Sunday, 26 October 2025

Sotheby’s Paris Breaks French Record with €89.7 Million Sales; Modigliani Work Tops at €27 Million

Amedeo Modigliani's Elvire en buste (1918-19) sold for a record-breaking 27 million euros in Paris. Cover picture of Niccolo Pasqualetti SS26 by Jay Zoo for DAM. 

Paris has once again asserted its growing dominance in the global art market. During Art Basel week, Sotheby’s Paris shattered its own record with a combined total of €89.7 million across its Modernités and Surrealism and Its Legacy auctions, the highest result ever achieved by the auction house in France. The sales underscored both the vitality of the Paris scene and collectors’ resurgent appetite for 20th-century masterpieces, writes Jeanne-Marie Cilento

The Sotheby's auction in Paris
where the Modigliani painting
went under the hammer.
AN HISTORIC moment at Sotheby's in Paris ignited a fierce bidding war among seven collectors for Amedeo Modigliani’s Elvire en buste (1918–19), before selling for €27 million, the highest price ever paid for the artist in France and a new record for the auction house in the French capital. 

The work, unseen in public for half a century, had remained in a private collection since 1974. Its appearance on the market marked the first time any portrait of Elvira by Modigliani had been offered at auction.

The result more than quadrupled its initial estimate, anchoring a night that confirmed the Italian painter’s continued magnetism among global collectors.

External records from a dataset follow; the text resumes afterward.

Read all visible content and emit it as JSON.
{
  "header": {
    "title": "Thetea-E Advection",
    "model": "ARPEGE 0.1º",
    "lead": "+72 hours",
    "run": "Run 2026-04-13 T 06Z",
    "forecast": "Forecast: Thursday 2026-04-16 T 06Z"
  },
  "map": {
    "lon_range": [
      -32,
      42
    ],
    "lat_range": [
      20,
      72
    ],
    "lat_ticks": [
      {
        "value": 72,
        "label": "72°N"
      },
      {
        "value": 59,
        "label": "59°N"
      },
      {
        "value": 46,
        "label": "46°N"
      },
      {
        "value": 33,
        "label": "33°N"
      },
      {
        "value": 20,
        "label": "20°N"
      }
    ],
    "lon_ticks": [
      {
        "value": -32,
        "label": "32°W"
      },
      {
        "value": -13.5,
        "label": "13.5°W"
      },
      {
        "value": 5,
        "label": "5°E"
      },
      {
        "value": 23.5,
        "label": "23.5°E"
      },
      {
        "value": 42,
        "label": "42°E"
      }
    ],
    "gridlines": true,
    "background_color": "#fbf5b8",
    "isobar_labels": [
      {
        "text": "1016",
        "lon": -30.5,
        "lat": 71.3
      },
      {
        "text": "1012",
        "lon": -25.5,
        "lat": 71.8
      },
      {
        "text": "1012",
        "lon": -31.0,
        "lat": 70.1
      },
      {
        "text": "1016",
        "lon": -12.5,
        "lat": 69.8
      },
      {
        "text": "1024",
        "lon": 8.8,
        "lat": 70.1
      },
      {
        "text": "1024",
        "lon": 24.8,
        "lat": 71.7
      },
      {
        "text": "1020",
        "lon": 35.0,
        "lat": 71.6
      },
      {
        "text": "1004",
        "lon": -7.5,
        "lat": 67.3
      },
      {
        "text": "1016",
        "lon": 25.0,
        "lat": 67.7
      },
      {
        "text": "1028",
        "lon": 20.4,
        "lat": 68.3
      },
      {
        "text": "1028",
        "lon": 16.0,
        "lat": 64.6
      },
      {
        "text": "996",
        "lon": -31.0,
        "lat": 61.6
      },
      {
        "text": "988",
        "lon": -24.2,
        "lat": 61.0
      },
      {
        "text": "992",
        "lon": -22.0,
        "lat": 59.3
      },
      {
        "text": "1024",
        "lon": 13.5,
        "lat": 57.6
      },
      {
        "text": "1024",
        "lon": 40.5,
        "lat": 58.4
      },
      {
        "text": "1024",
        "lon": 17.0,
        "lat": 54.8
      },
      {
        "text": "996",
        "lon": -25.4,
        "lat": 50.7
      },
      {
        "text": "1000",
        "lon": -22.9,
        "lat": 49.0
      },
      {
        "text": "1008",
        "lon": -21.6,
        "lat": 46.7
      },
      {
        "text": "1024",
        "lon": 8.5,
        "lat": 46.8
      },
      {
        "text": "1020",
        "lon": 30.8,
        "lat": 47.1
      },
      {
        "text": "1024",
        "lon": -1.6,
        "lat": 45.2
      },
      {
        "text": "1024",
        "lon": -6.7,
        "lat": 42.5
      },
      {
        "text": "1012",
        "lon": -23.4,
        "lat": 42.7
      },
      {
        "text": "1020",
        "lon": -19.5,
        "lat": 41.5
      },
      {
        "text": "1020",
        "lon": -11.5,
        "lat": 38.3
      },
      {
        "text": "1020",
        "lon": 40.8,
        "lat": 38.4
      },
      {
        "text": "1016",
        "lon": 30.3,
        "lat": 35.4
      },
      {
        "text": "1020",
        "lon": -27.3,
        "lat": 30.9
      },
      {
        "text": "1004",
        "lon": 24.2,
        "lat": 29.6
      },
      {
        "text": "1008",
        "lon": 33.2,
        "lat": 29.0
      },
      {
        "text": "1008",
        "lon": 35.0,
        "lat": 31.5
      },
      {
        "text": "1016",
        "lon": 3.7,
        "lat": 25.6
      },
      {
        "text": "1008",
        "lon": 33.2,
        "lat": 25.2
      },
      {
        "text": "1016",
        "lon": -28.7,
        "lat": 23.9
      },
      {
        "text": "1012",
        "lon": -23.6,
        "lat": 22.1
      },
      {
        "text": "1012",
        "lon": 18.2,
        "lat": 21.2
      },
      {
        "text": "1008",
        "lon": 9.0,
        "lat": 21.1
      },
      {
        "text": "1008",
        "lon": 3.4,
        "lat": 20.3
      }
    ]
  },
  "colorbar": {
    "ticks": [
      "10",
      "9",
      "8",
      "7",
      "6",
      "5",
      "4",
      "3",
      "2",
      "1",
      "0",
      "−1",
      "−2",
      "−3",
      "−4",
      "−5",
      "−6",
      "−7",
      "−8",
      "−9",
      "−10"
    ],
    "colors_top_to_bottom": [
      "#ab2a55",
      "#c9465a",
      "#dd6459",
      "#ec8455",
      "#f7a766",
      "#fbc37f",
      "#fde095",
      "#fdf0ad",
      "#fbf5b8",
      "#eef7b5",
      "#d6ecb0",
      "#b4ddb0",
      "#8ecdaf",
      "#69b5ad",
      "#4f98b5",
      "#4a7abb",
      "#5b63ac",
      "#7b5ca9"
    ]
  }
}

Another of Modigliani’s works, Raymond, believed to depict the writer Raymond Radiguet, fetched €10.6 million after spirited bidding, further underlining the artist’s enduring appeal.

Together, the two paintings accounted for over a third of the Modernités total, which reached €62.8 million, surpassing pre-sale expectations by more than €10 million. Strong results also came from Alberto Giacometti’s Figurine, which more than doubled its estimate at €571,500, and Wols’ L’Oeil de Dieu, which achieved a record €1.9 million. A complete set of Pablo Picasso’s Séries 347 etchings, one of the rarest print series in his oeuvre, sold for the same amount, setting a French record for any Picasso print series.

René Magritte’s La magie noire doubled its estimate to reach €10.7 million, a record for any work from the Belgian artist’s celebrated series

Rene Magritte's La Magie noire 
doubled its estimate at auction, 
The Surrealism and Its Legacy sale followed with equally impressive results, bringing in €26.9 million, the second-highest total ever for a Surrealist auction in France. 

René Magritte’s La magie noire (at right) led the session, doubling its estimate to reach €10.7 million, a record for any work from the Belgian artist’s celebrated series. Paul Delvaux’s Woman with a Rose also set a new French benchmark at €2.4 million, while Óscar Domínguez, Konrad Klapheck, and Wols each achieved personal bests in the country.

Adding to the momentum, Salvador Dalí’s Swirling Sea Necklace exceeded expectations at €736,600, and Francis Picabia’s Lu-Li more than doubled its estimate at €508,000. In all, nearly 90% of lots sold, with over 60% making their auction debut, and a notable one-third of Surrealist buyers hailing from the United States, a sign of Paris’s growing international draw.

Presented in collaboration with the French fashion house Celine, the twin auctions demonstrated how Paris, long regarded as the cultural heart of Europe, is reclaiming its stature as a powerhouse in the global art economy. The record-setting performance follows a string of strong sales in London and New York, but the magnitude of this result, more than 50% higher than last year’s edition, signals a broader shift.

For Sotheby’s, the outcome cements its Paris headquarters as a concourse for the international market. For collectors, it reaffirms that the French capital, once again, is where art history and market confidence converge, and where the legacy of modern and Surrealist masters continues to inspire feverish competition under the auctioneer’s gavel.